We showed Williams the Robertsons’ request for conversion last year, saying they’d like to have all their money transferred to Northwestern Mutual.
“There is no money to transfer to Northwestern Mutual,” he said.
We talked by Skype with John Davis, the president of Tradebank International, from his office in Atlanta, Georgia.
“Mr. Williams said Tradebank is going out of business. Is that true?” we asked.

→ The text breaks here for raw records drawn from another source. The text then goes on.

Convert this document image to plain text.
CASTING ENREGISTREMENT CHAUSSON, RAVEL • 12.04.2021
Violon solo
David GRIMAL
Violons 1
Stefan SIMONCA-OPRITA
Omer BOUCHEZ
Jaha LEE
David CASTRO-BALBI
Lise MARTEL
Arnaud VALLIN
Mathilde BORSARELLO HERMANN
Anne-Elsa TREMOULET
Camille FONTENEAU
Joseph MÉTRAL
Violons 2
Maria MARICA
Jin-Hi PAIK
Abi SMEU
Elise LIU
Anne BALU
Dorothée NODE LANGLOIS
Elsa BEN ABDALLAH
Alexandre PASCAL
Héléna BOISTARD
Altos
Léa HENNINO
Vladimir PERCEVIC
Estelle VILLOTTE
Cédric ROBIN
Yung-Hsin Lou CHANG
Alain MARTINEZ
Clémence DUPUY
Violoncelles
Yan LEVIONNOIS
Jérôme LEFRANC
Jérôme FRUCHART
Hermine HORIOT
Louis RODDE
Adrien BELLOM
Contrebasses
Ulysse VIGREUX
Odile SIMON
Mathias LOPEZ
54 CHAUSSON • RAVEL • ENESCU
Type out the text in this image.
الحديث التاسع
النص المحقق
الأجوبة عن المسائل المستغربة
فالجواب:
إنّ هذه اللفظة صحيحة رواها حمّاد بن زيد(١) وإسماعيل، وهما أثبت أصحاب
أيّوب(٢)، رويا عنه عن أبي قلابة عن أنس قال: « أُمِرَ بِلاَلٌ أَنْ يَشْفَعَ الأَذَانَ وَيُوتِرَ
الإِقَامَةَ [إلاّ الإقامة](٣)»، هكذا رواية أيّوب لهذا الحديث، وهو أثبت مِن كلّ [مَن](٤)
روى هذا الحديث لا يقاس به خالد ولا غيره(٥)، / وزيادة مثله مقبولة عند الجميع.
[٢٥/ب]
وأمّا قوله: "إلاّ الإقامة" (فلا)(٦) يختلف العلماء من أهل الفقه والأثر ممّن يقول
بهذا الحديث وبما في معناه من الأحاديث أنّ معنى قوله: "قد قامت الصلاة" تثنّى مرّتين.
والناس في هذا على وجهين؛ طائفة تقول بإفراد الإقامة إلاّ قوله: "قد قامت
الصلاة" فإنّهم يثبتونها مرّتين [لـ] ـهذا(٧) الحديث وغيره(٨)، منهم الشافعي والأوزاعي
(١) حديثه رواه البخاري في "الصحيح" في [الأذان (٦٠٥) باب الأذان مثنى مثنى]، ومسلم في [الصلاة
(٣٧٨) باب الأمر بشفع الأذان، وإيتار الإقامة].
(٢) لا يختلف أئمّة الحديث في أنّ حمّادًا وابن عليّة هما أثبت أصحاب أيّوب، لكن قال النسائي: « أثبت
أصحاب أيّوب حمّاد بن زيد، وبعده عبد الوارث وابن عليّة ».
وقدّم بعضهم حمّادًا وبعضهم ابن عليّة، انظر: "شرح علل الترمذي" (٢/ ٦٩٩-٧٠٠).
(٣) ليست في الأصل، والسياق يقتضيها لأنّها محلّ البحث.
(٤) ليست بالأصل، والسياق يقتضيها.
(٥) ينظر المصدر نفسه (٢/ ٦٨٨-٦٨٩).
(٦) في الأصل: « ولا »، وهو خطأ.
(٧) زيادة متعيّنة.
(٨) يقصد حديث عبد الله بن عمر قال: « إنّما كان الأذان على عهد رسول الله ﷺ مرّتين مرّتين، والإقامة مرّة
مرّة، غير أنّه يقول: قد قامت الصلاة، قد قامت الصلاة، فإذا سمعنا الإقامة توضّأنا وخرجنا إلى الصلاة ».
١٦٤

“Absolutely, not. We’ve been in business for 27 years. We definitely are not going out of business,” Davis said.
Davis says he terminated Williams’s franchise agreement because of the way he handled clients.
We showed David Robertson our interview with Roger Williams.
I’d like to see his records and see what exactly he has done, how much money he has got,” said Robertson.
Getting answers to those questions is up to state and federal investigators. Williams’s investors told us they have contacted the SEC and Tennessee’s Securities Office concerning alleged irregularities.